I'm reading an article and it describes signals on a sphere. I dont understand how SO(3) isn't considered a signal on the sphere. And why is the sphere referred to as S2, when spheres are 3D manifolds? the statement is below:
"whereas the space of moves for the plane (2D translations) is itself isomorphic to the plane, the space of moves for the sphere (3D rotations) is a different, three-dimensional manifold called SO(3). It follows that the result of a spherical correlation (the output feature map) is to be considered a signal on SO(3), not a signal on the sphere, S2."
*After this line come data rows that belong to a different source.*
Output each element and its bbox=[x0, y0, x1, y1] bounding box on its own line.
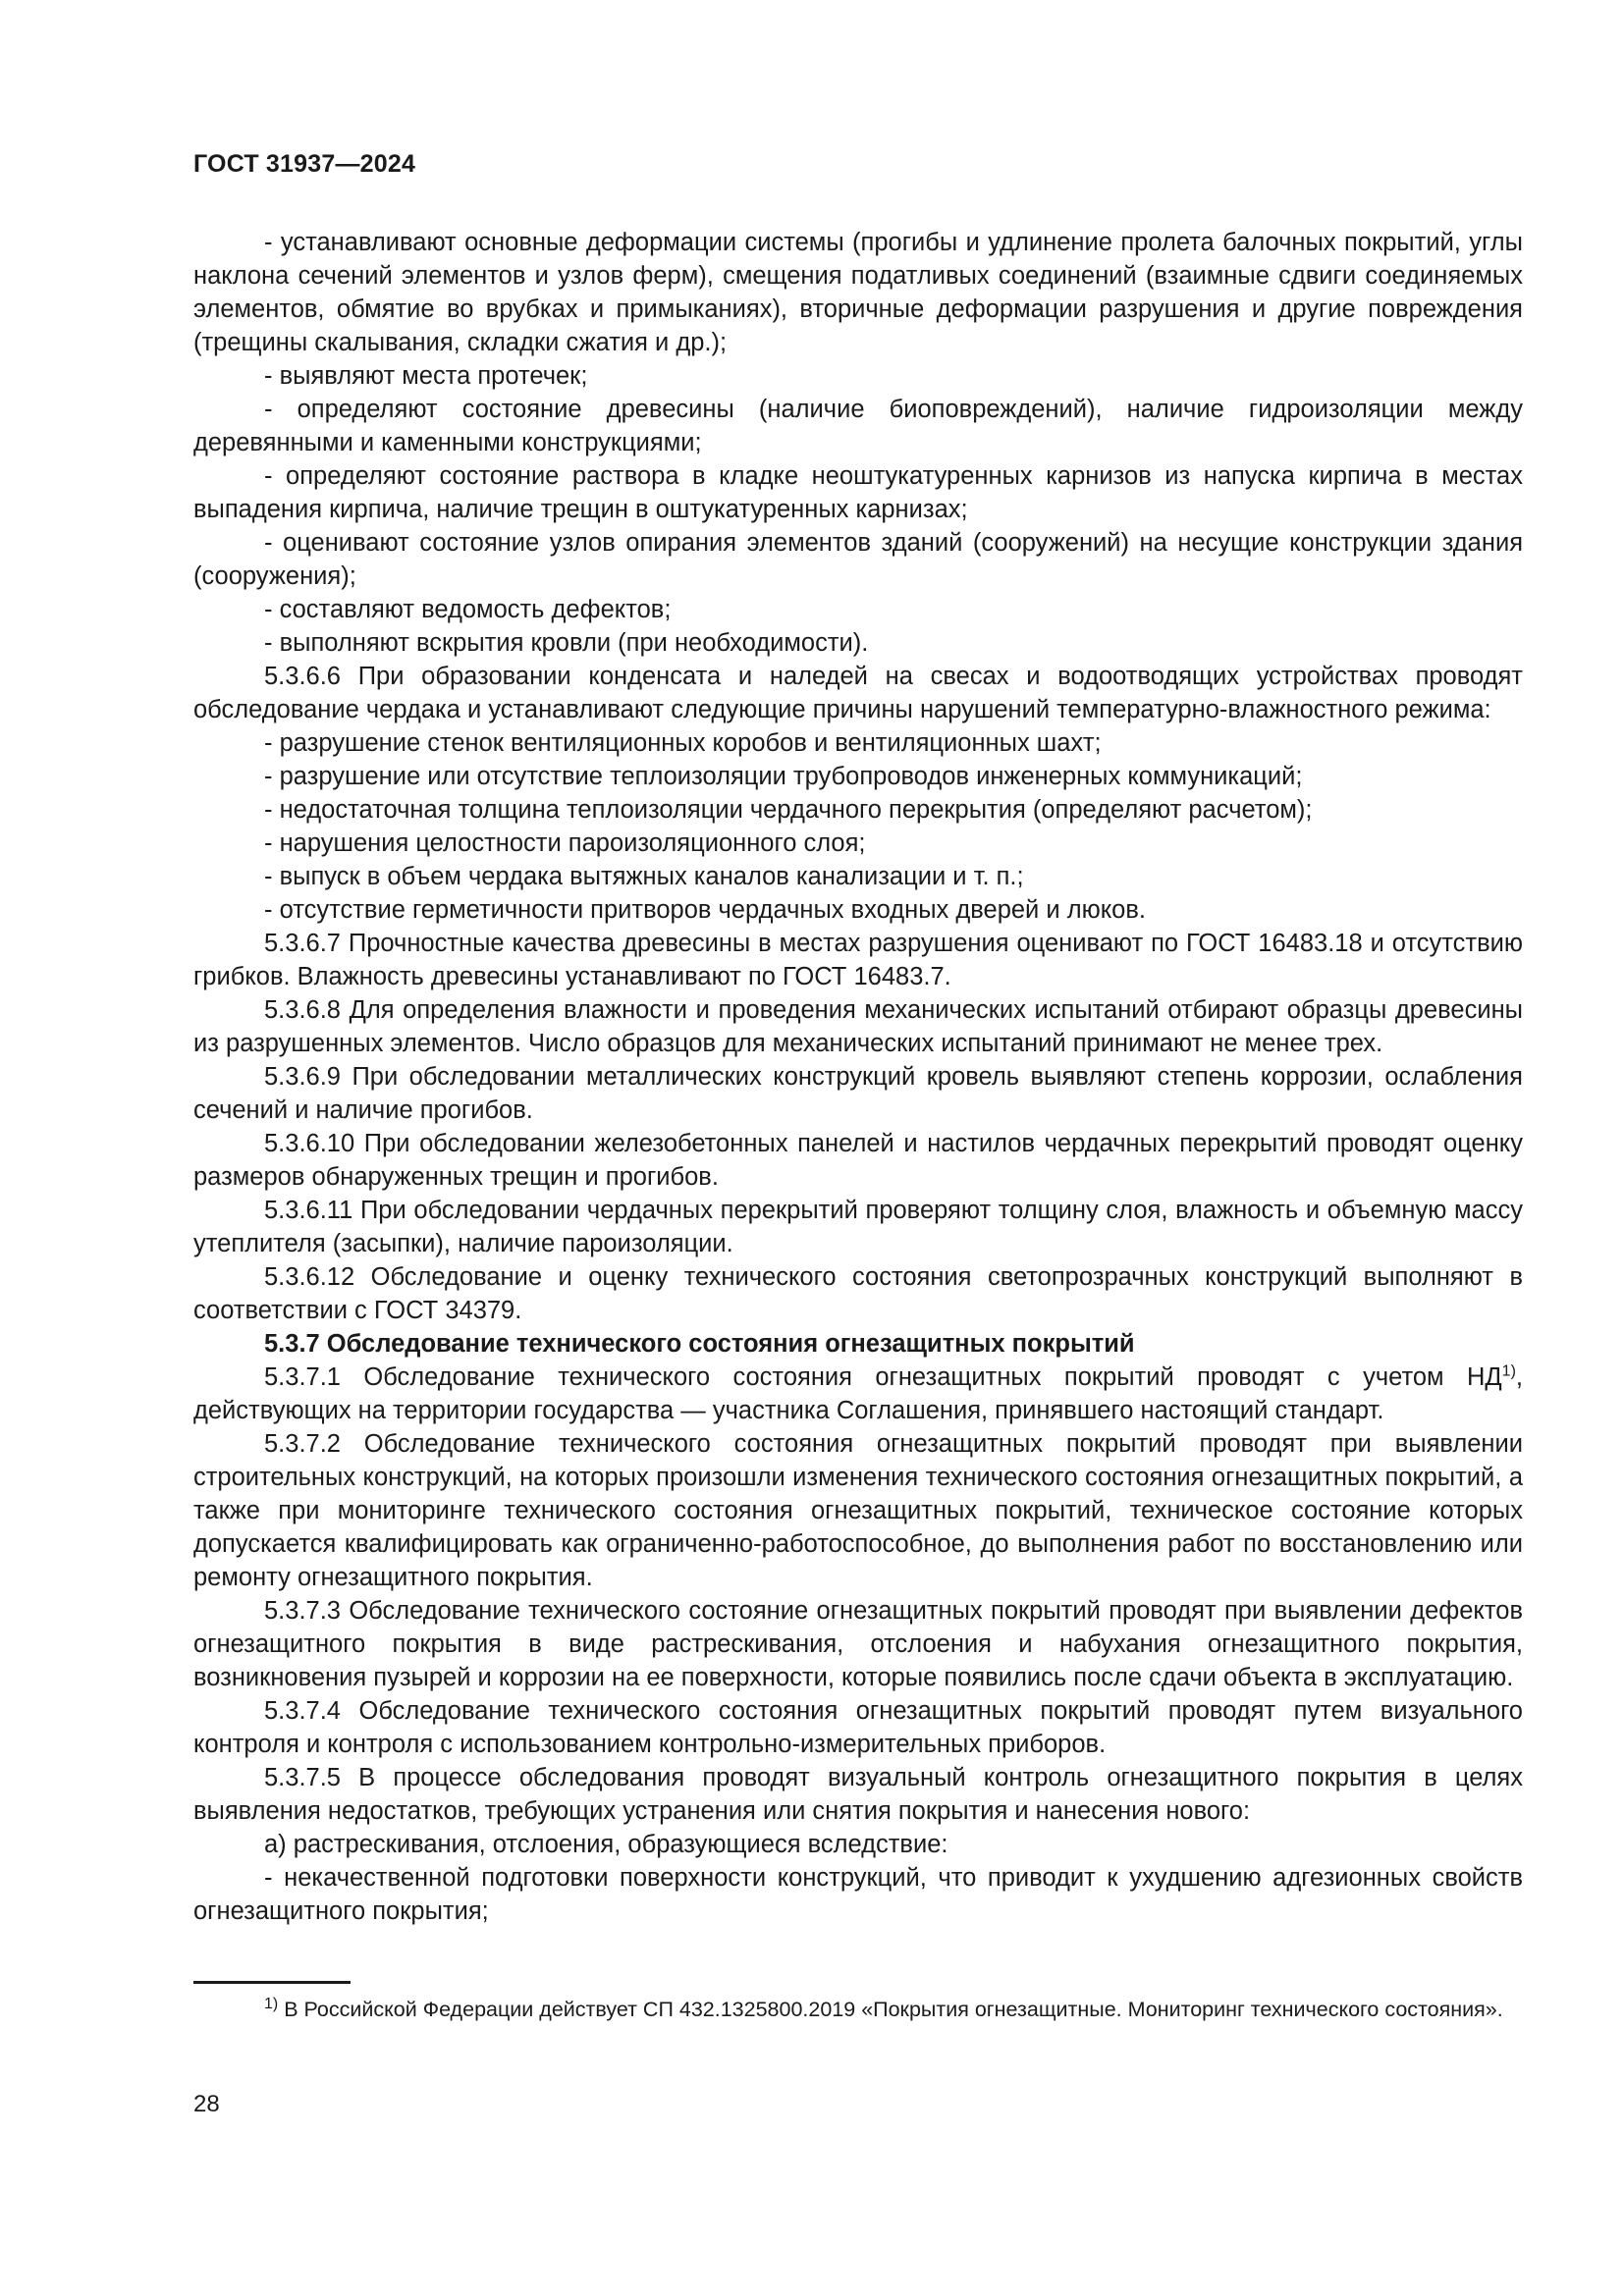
list-item: - устанавливают основные деформации системы (прогибы и удлинение пролета балочных покрытий, углы наклона сечений элементов и узлов ферм), смещения податливых соединений (взаимные сдвиги соединяемых элементов, обмятие во врубках и примыканиях), вторичные деформации разрушения и другие повреждения (трещины скалывания, складки сжатия и др.); bbox=[193, 229, 1523, 356]
clause-5-3-6-8: 5.3.6.8 Для определения влажности и проведения механических испытаний отбирают образцы древесины из разрушенных элементов. Число образцов для механических испытаний принимают не менее трех. bbox=[193, 996, 1523, 1057]
section-heading-5-3-7: 5.3.7 Обследование технического состояния огнезащитных покрытий bbox=[264, 1330, 1135, 1358]
document-body bbox=[193, 226, 1523, 1928]
clause-5-3-6-7: 5.3.6.7 Прочностные качества древесины в местах разрушения оценивают по ГОСТ 16483.18 и отсутствию грибков. Влажность древесины устанавливают по ГОСТ 16483.7. bbox=[193, 930, 1523, 990]
list-item: - нарушения целостности пароизоляционного слоя; bbox=[264, 829, 866, 857]
list-item: - определяют состояние раствора в кладке неоштукатуренных карнизов из напуска кирпича в местах выпадения кирпича, наличие трещин в оштукатуренных карнизах; bbox=[193, 462, 1523, 523]
clause-5-3-6-9: 5.3.6.9 При обследовании металлических конструкций кровель выявляют степень коррозии, ослабления сечений и наличие прогибов. bbox=[193, 1063, 1523, 1124]
list-item: - разрушение или отсутствие теплоизоляции трубопроводов инженерных коммуникаций; bbox=[264, 763, 1303, 790]
clause-5-3-7-1-text-end: , действующих на территории государства — участника Соглашения, принявшего настоящий стандарт. bbox=[193, 1363, 1523, 1424]
list-item: - отсутствие герметичности притворов чердачных входных дверей и люков. bbox=[264, 896, 1146, 924]
list-item: - разрушение стенок вентиляционных коробов и вентиляционных шахт; bbox=[264, 729, 1102, 757]
page-number: 28 bbox=[193, 2091, 220, 2117]
footnote-ref[interactable]: 1) bbox=[1501, 1362, 1516, 1380]
list-item: - выполняют вскрытия кровли (при необходимости). bbox=[264, 629, 869, 657]
list-item: - выпуск в объем чердака вытяжных каналов канализации и т. п.; bbox=[264, 863, 1024, 890]
clause-5-3-7-2: 5.3.7.2 Обследование технического состояния огнезащитных покрытий проводят при выявлении строительных конструкций, на которых произошли изменения технического состояния огнезащитных покрытий, а также при мониторинге технического состояния огнезащитных покрытий, техническое состояние которых допускается квалифицировать как ограниченно-работоспособное, до выполнения работ по восстановлению или ремонту огнезащитного покрытия. bbox=[193, 1430, 1523, 1591]
list-item: - выявляют места протечек; bbox=[264, 362, 588, 390]
list-item: - оценивают состояние узлов опирания элементов зданий (сооружений) на несущие конструкции здания (сооружения); bbox=[193, 529, 1523, 590]
clause-5-3-7-3: 5.3.7.3 Обследование технического состояние огнезащитных покрытий проводят при выявлении дефектов огнезащитного покрытия в виде растрескивания, отслоения и набухания огнезащитного покрытия, возникновения пузырей и коррозии на ее поверхности, которые появились после сдачи объекта в эксплуатацию. bbox=[193, 1597, 1523, 1691]
list-item: а) растрескивания, отслоения, образующиеся вследствие: bbox=[264, 1831, 948, 1858]
clause-5-3-7-4: 5.3.7.4 Обследование технического состояния огнезащитных покрытий проводят путем визуального контроля и контроля с использованием контрольно-измерительных приборов. bbox=[193, 1697, 1523, 1758]
clause-5-3-7-5: 5.3.7.5 В процессе обследования проводят визуальный контроль огнезащитного покрытия в целях выявления недостатков, требующих устранения или снятия покрытия и нанесения нового: bbox=[193, 1764, 1523, 1825]
clause-5-3-7-1 bbox=[193, 1361, 1523, 1427]
list-item: - недостаточная толщина теплоизоляции чердачного перекрытия (определяют расчетом); bbox=[264, 796, 1313, 824]
footnote-divider bbox=[193, 1981, 351, 1984]
footnote-marker: 1) bbox=[264, 1995, 279, 2012]
list-item: - некачественной подготовки поверхности конструкций, что приводит к ухудшению адгезионных свойств огнезащитного покрытия; bbox=[193, 1864, 1523, 1925]
clause-5-3-6-6: 5.3.6.6 При образовании конденсата и наледей на свесах и водоотводящих устройствах проводят обследование чердака и устанавливают следующие причины нарушений температурно-влажностного режима: bbox=[193, 663, 1523, 723]
clause-5-3-6-10: 5.3.6.10 При обследовании железобетонных панелей и настилов чердачных перекрытий проводят оценку размеров обнаруженных трещин и прогибов. bbox=[193, 1130, 1523, 1191]
clause-5-3-6-11: 5.3.6.11 При обследовании чердачных перекрытий проверяют толщину слоя, влажность и объемную массу утеплителя (засыпки), наличие пароизоляции. bbox=[193, 1197, 1523, 1257]
footnote-text: В Российской Федерации действует СП 432.1325800.2019 «Покрытия огнезащитные. Мониторинг технического состояния». bbox=[278, 1998, 1503, 2021]
list-item: - составляют ведомость дефектов; bbox=[264, 596, 672, 623]
clause-5-3-6-12: 5.3.6.12 Обследование и оценку технического состояния светопрозрачных конструкций выполняют в соответствии с ГОСТ 34379. bbox=[193, 1263, 1523, 1324]
clause-5-3-7-1-text: 5.3.7.1 Обследование технического состояния огнезащитных покрытий проводят с учетом НД bbox=[264, 1363, 1502, 1391]
footnote bbox=[193, 1995, 1523, 2024]
list-item: - определяют состояние древесины (наличие биоповреждений), наличие гидроизоляции между деревянными и каменными конструкциями; bbox=[193, 396, 1523, 456]
document-header: ГОСТ 31937—2024 bbox=[193, 150, 416, 178]
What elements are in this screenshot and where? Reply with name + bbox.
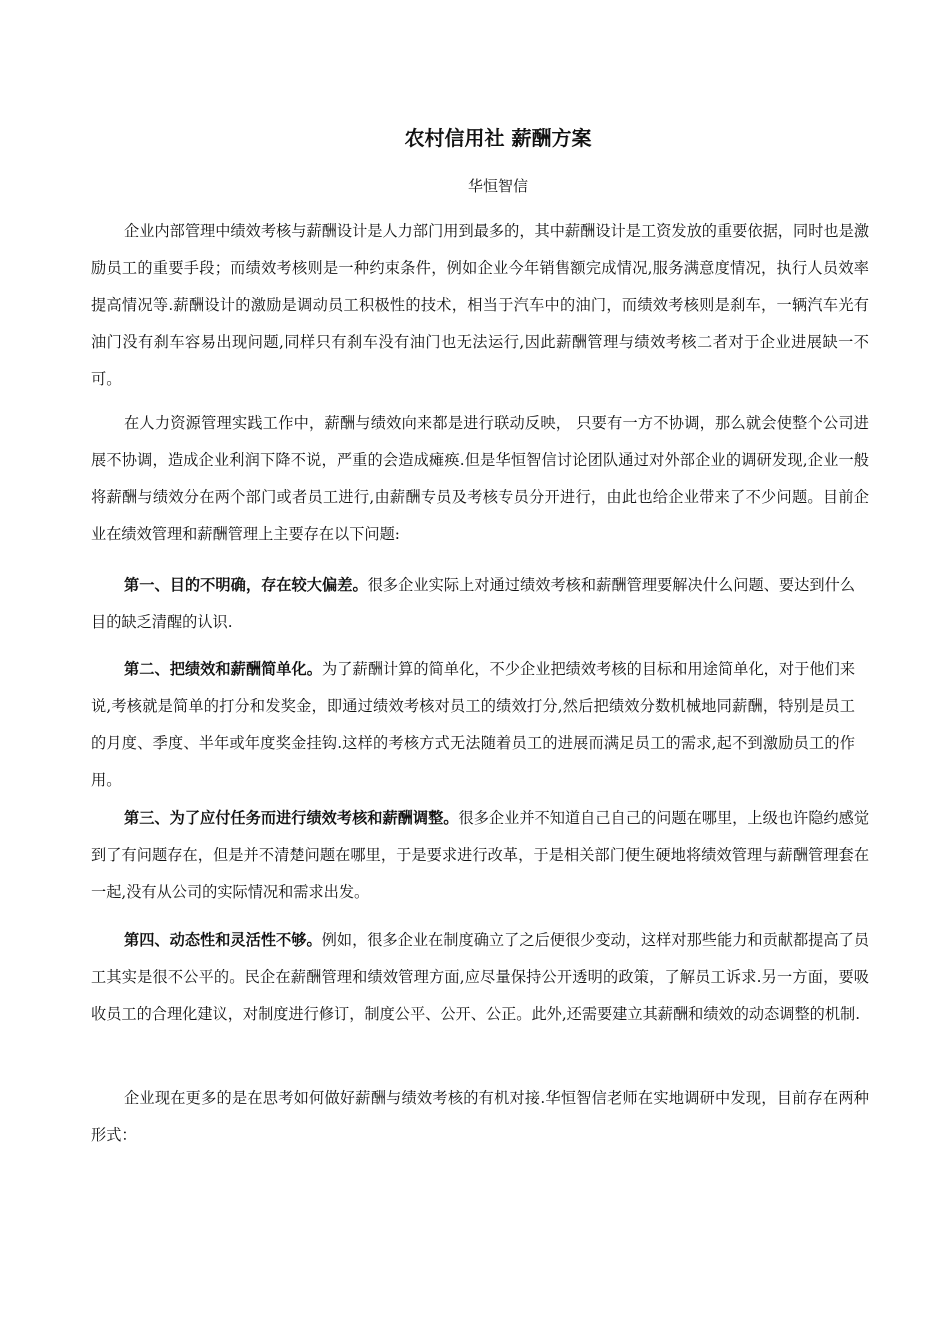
paragraph-text: 例如，很多企业在制度确立了之后便很少变动，这样对那些能力和贡献都提高了员工其实是很不公平的。民企在薪酬管理和绩效管理方面,应尽量保持公开透明的政策，了解员工诉求.另一方面，要吸收员工的合理化建议，对制度进行修订，制度公平、公开、公正。此外,还需要建立其薪酬和绩效的动态调整的机制. bbox=[91, 931, 870, 1023]
paragraph-text: 企业内部管理中绩效考核与薪酬设计是人力部门用到最多的，其中薪酬设计是工资发放的重要依据，同时也是激励员工的重要手段；而绩效考核则是一种约束条件，例如企业今年销售额完成情况,服务满意度情况，执行人员效率提高情况等.薪酬设计的激励是调动员工积极性的技术，相当于汽车中的油门，而绩效考核则是刹车，一辆汽车光有油门没有刹车容易出现问题,同样只有刹车没有油门也无法运行,因此薪酬管理与绩效考核二者对于企业进展缺一不可。 bbox=[91, 222, 869, 388]
paragraph-conclusion bbox=[91, 1080, 869, 1154]
paragraph-practice bbox=[91, 405, 869, 553]
paragraph-problem-3 bbox=[91, 800, 869, 911]
paragraph-text: 很多企业并不知道自己自己的问题在哪里，上级也许隐约感觉到了有问题存在，但是并不清楚问题在哪里，于是要求进行改革，于是相关部门便生硬地将绩效管理与薪酬管理套在一起,没有从公司的实际情况和需求出发。 bbox=[91, 809, 870, 901]
paragraph-text: 企业现在更多的是在思考如何做好薪酬与绩效考核的有机对接.华恒智信老师在实地调研中发现，目前存在两种形式： bbox=[91, 1089, 869, 1144]
paragraph-lead: 第三、为了应付任务而进行绩效考核和薪酬调整。 bbox=[124, 809, 459, 827]
document-title: 农村信用社 薪酬方案 bbox=[404, 126, 592, 150]
paragraph-problem-2 bbox=[91, 651, 855, 799]
paragraph-intro bbox=[91, 213, 869, 398]
paragraph-text: 为了薪酬计算的简单化，不少企业把绩效考核的目标和用途简单化，对于他们来说,考核就是简单的打分和发奖金，即通过绩效考核对员工的绩效打分,然后把绩效分数机械地同薪酬，特别是员工的月度、季度、半年或年度奖金挂钩.这样的考核方式无法随着员工的进展而满足员工的需求,起不到激励员工的作用。 bbox=[91, 660, 856, 789]
paragraph-text: 在人力资源管理实践工作中，薪酬与绩效向来都是进行联动反映， 只要有一方不协调，那么就会使整个公司进展不协调，造成企业利润下降不说，严重的会造成瘫痪.但是华恒智信讨论团队通过对外部企业的调研发现,企业一般将薪酬与绩效分在两个部门或者员工进行,由薪酬专员及考核专员分开进行，由此也给企业带来了不少问题。目前企业在绩效管理和薪酬管理上主要存在以下问题: bbox=[91, 414, 869, 543]
paragraph-text: 很多企业实际上对通过绩效考核和薪酬管理要解决什么问题、要达到什么目的缺乏清醒的认识. bbox=[91, 576, 856, 631]
paragraph-problem-1 bbox=[91, 567, 855, 641]
paragraph-lead: 第二、把绩效和薪酬简单化。 bbox=[124, 660, 322, 678]
paragraph-lead: 第四、动态性和灵活性不够。 bbox=[124, 931, 322, 949]
document-author: 华恒智信 bbox=[467, 177, 528, 195]
paragraph-problem-4 bbox=[91, 922, 869, 1033]
paragraph-lead: 第一、目的不明确，存在较大偏差。 bbox=[124, 576, 368, 594]
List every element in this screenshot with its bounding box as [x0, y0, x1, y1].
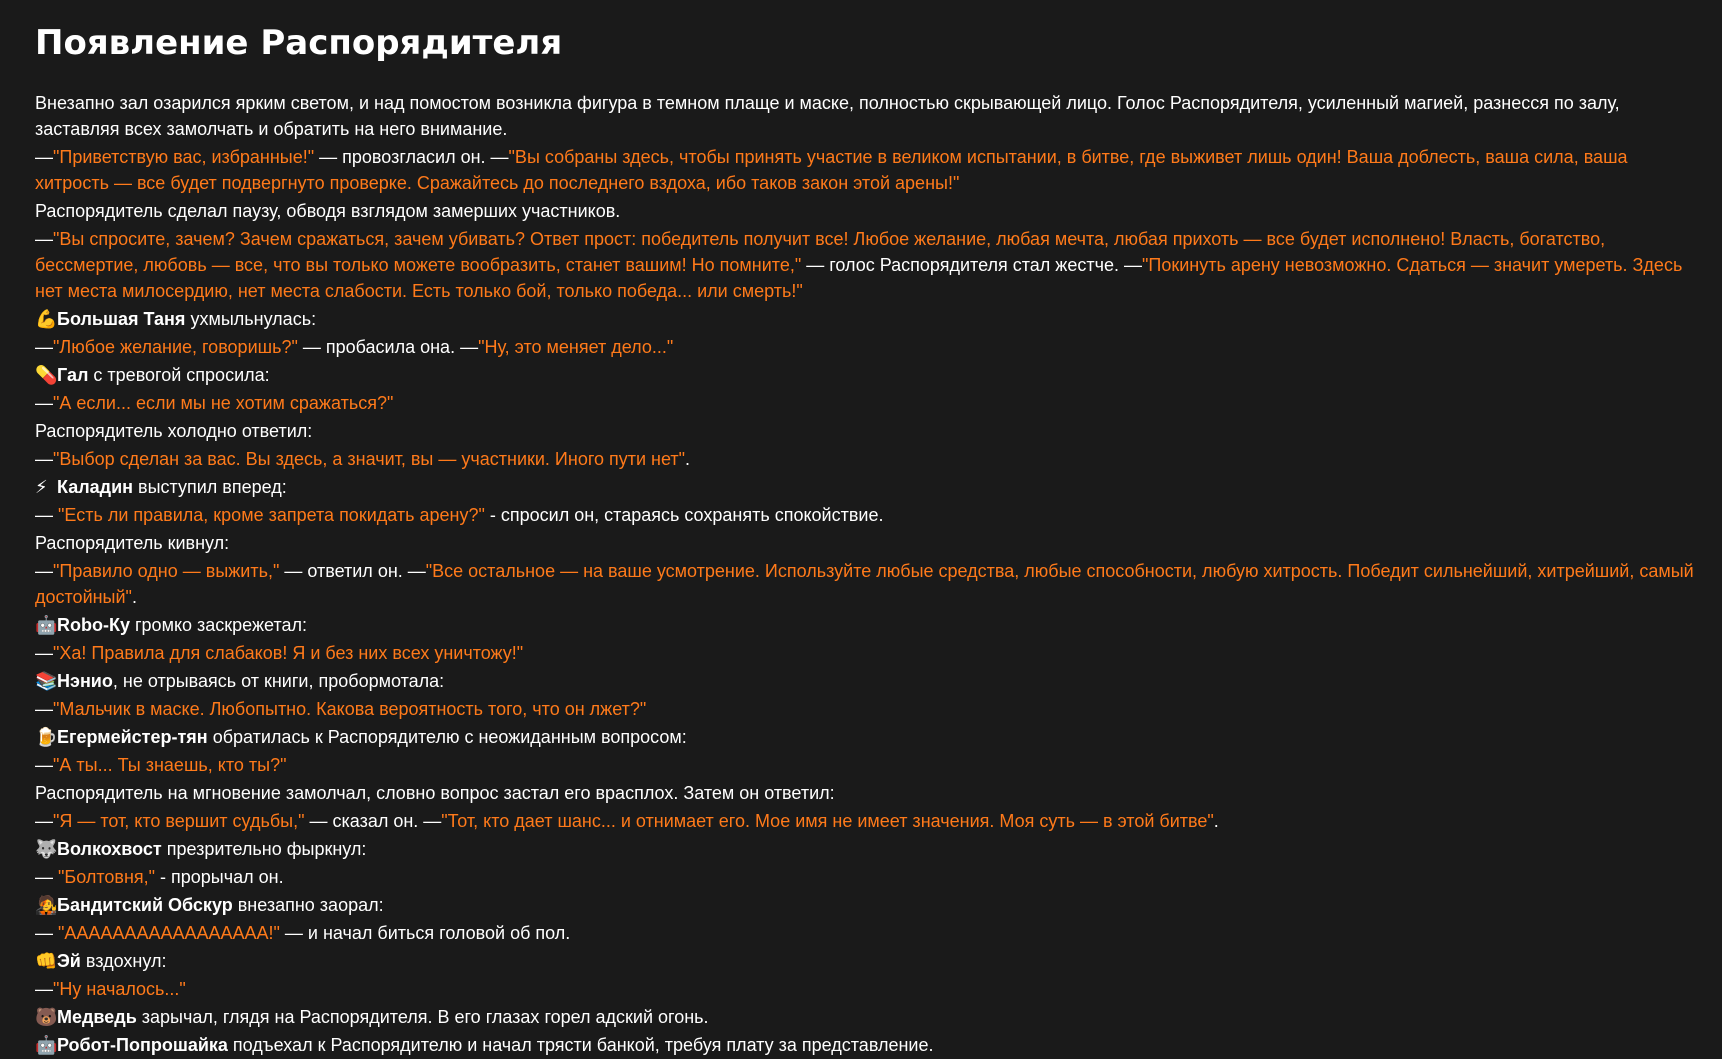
dialogue-tag: — — [35, 811, 53, 831]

$S^2$ refers only to the surface of the (ordinary) sphere; it may typically be embedded in three-dimensional space, but that doesn't make it a three-dimensional manifold; it's two-dimensional. If you take a small section of it, it looks like a section of a plane, not a spatial object. After all, you can embed a circle (also known as $S^1$) in three-dimensional space too, but that doesn't make it a three-dimensional manifold either. It is one-dimensional.
As regards the other question: The space of translations is equivalent to the plane itself, because any point in the plane can be identified with the translation that moves the origin to that point, or, alternatively, with the translation that moves that point to the origin.
However, the space of rotations is not equivalent to (the surface of) the sphere $S^2$. Any rotation can be characterized by an axis around which the rotation is counter-clockwise—which can be identified with a point on the sphere—and the amount of the rotation. There are thus three degrees of freedom, whereas there are only two degrees of freedom on the sphere (say, longitude and latitude).
In addition, there is a wrinkle, in that the above characterization is a "double cover"; any rotation of $\theta$ around an axis $v$ can likewise be characterized as a rotation of $2\pi-\theta$ around the axis $-v$. With that duplication accounted for, the space of rotations is often called $\operatorname{SO}(3)$, which stands for the special orthogonal group of $3$-by-$3$ matrices. (Unsurprisingly, $\operatorname{SO}(2)$ represents the rotations of the circle.)